Nicolas-Bernard Lépicié

This work was probably exhibited at the Paris Salon in 1777 as the pair of The Astronomer, also belonging to the Gulbenkian Collection. Both paintings, oval-shaped, have clear similarities from a formal point of view.

Contributing decisively to the identification of the sitter was the contemporary testimony of Gabriel de Saint-Aubin (1724–1780), an artist who made the annotation Deux portraits sous le même numéro … dont ce lui de l’auteur’ in the margin of the catalogue exhibit no. 17. The other work mentioned by Saint-Aubin refers to the representation of The Astronomer.

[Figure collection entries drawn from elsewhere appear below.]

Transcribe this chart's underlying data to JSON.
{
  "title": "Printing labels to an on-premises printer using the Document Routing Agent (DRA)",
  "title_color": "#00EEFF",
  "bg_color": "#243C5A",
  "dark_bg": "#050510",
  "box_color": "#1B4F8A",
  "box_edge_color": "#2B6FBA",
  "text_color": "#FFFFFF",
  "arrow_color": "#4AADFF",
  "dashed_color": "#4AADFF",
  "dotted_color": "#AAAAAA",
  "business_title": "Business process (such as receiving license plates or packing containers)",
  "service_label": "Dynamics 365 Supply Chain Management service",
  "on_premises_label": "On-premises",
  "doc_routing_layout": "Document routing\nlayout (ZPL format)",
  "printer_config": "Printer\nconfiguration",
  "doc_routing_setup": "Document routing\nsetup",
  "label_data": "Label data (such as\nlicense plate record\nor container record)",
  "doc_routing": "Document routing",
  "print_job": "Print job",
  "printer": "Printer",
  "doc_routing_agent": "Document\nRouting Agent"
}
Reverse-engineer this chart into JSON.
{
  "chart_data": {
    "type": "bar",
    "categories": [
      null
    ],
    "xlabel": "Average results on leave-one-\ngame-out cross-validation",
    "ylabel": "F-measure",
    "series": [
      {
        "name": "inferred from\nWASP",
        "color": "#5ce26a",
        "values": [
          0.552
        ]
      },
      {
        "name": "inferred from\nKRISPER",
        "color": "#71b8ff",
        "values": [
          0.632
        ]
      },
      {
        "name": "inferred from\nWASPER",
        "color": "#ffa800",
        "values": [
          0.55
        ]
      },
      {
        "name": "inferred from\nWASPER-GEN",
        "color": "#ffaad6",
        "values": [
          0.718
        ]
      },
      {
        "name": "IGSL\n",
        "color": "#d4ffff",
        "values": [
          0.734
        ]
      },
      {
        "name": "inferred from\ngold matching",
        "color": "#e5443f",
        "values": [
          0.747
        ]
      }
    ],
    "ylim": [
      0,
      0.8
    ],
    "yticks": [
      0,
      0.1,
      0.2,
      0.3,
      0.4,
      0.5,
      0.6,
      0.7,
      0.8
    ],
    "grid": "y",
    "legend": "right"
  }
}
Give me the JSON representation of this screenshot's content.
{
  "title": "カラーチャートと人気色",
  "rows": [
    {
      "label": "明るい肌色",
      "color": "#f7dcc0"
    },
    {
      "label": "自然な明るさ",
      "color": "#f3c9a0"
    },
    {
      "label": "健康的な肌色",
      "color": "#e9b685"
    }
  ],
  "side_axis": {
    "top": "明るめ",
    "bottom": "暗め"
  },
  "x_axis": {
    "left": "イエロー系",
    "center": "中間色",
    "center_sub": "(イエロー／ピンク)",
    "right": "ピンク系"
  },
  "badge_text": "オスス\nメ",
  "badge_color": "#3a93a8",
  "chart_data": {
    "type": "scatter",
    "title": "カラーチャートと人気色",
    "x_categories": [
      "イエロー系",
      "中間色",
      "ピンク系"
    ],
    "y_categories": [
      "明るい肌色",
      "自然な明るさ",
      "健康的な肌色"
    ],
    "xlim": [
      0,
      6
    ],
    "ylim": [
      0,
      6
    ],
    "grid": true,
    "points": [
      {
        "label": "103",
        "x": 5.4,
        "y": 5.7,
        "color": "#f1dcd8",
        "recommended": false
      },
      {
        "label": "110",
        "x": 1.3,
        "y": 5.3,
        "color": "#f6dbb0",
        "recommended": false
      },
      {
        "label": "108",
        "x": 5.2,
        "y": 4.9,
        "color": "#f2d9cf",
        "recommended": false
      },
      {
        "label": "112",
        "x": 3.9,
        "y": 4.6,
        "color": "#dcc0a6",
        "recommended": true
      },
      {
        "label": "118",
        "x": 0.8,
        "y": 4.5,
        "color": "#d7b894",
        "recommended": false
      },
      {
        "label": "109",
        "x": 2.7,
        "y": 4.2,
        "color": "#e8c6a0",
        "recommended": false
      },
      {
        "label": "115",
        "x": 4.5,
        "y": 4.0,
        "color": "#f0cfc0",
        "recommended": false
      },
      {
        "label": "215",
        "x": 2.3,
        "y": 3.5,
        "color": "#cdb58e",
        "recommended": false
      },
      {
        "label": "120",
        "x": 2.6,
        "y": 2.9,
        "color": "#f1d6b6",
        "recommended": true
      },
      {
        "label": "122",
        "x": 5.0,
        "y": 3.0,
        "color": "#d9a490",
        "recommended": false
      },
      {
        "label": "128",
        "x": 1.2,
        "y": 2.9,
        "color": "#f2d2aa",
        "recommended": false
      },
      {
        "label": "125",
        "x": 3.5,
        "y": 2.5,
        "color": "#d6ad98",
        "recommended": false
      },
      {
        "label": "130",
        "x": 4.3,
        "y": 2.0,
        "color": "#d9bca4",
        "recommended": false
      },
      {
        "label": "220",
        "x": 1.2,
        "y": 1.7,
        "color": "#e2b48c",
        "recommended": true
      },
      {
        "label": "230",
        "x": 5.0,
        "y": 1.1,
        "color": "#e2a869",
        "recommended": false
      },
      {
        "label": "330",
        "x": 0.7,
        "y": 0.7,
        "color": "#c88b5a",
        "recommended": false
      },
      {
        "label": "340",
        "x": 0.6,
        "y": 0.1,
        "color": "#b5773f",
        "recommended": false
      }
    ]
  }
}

Lépicié was particularly at case in the field of realist portraits which, along with genre scenes, made his reputation. The calm intimacy of the composition falls into the best French tradition of the time and shows the influence of Jean-Siméon Chardin. The new status of the arts and the tendency to include man in his daily universe explain the diffusion of ‘au naturel’ artist portraits, a category in which this work is included. 

E. Tondu, 1865; Baroness Nathaniel de Rothschild; Baroness David Leonino. Acquired by Calouste Gulbenkian from Baron Henri de Rothschild, 1943.

H. 90.8 cm; W. 71.5 cm

Dacier 1910

E. Dacier, Catalogues de ventes et livrets de salons illustrés par Gabriel de Saint-Aubin, IV, 1910.

Dreyfus 1923

Philippe-Gaston Dreyfus, Catalogue raisonné de l'œuvre peint et dessiné de Nicolas-Bernard Lépicié. Paris, 1923, no. 85.

Sampaio 2009

Luísa Sampaio, Painting in the Calouste Gulbenkian Museum. Lisbon: Calouste Gulbenkian Museum, 2009, pp. 96–7, cat. 38.